The Democratic Alliance (DA) in eThekwini has raised strong objections to the recent quarterly service delivery and budget implementation report for the period ending September 30, 2024.
This quarterly audit, compiled by the municipality, is meant to provide key insights into the city’s performance in delivering essential services and meeting community needs.
The report claims a 73.33% achievement of key performance indicators (KPIs), with particularly high scores in governance, responsive local government, and fostering a vibrant city.
How can the municipality claim full marks in governance and responsiveness when essential services are collapsing?
If KPIs in good governance and city vibrancy are reported as highly successful, then these achievements should be evident in residents’ daily lives.
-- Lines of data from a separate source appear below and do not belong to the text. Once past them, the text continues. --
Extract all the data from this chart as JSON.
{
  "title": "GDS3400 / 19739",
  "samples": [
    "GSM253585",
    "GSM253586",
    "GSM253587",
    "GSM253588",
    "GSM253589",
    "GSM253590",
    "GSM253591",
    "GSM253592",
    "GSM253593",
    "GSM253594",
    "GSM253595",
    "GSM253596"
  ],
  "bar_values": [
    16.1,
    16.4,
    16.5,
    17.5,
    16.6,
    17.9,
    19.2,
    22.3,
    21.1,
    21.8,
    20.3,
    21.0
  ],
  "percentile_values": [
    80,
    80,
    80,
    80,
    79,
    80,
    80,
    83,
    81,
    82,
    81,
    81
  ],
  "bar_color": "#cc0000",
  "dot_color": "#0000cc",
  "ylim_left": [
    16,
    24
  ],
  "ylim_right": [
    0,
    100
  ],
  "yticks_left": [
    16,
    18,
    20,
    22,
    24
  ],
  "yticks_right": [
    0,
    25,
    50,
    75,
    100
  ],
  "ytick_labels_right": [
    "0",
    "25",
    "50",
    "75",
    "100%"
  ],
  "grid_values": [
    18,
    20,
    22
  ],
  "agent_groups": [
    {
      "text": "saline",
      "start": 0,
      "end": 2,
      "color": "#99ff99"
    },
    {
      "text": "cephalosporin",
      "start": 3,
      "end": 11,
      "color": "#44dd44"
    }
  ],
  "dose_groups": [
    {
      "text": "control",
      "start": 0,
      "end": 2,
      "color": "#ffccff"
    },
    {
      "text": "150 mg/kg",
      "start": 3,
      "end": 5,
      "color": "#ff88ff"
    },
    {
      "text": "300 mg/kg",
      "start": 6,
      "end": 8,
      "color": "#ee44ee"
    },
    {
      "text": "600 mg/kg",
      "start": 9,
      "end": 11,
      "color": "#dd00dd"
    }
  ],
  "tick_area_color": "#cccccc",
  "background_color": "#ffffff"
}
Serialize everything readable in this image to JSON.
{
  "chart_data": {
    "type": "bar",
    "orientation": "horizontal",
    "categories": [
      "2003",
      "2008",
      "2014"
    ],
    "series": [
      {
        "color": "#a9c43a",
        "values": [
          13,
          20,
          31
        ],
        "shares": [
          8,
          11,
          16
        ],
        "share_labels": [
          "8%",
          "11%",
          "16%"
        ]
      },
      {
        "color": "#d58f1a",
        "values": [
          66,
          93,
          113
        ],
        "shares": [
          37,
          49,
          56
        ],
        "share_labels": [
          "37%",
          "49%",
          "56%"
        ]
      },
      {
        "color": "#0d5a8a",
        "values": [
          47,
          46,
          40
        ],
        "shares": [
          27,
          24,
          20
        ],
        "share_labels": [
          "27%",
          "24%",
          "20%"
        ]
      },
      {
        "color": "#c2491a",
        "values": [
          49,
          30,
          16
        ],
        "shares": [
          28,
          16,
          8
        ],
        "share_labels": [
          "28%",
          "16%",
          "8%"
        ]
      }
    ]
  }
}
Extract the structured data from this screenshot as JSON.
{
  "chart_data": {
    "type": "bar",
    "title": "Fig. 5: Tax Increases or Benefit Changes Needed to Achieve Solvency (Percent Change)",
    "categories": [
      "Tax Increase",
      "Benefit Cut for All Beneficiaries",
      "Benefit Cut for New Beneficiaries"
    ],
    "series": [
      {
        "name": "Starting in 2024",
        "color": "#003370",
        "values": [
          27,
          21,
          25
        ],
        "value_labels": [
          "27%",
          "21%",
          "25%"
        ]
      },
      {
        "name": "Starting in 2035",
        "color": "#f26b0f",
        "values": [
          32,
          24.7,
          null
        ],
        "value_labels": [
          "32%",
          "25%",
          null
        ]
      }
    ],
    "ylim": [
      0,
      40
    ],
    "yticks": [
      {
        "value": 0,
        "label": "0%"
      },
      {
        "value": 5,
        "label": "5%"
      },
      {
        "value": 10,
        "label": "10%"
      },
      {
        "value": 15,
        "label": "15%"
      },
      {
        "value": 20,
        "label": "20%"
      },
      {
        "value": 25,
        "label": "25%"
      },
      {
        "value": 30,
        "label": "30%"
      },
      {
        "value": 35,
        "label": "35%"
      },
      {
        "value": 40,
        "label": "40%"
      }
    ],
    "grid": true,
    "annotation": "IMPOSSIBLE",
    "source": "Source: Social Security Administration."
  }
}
Instead, the people of eThekwini are dealing with persistent water cuts, unreliable electricity, and unmet housing needs. This disconnect is unacceptable and the high scores do not reflect the reality on the ground.
With persistent water loss figures exceeding 50% and recently implemented water cuts, the Water and Sanitation are one of the services that scored dismally. Residents deserve consistent access to water, yet Water and Sanitation blames a ‘misinterpretation’ of policy for missing their targets. This excuse reflects a deeper failure in leadership that urgently needs to be addressed.
Similar issues plague other departments, with the Electricity department citing material shortages for missed targets, Human Settlements on vehicle and contract delays and Solid Waste attributing its own shortfalls to a lack of data from external recyclers.
The DA rejects these justifications which do not align with principles of good governance, transparency, and accountability that are supposedly reflected in the high KPI scores.
If these KPIs for governance and city vibrancy truly reflected reality, residents would be seeing tangible results.
Residents don’t need flattering numbers on a report, they need reliable water, consistent electricity, clean streets, and dignified housing.
The DA calls on the municipality to set higher, more meaningful standards and to prioritize service delivery that actually impacts the lives of residents.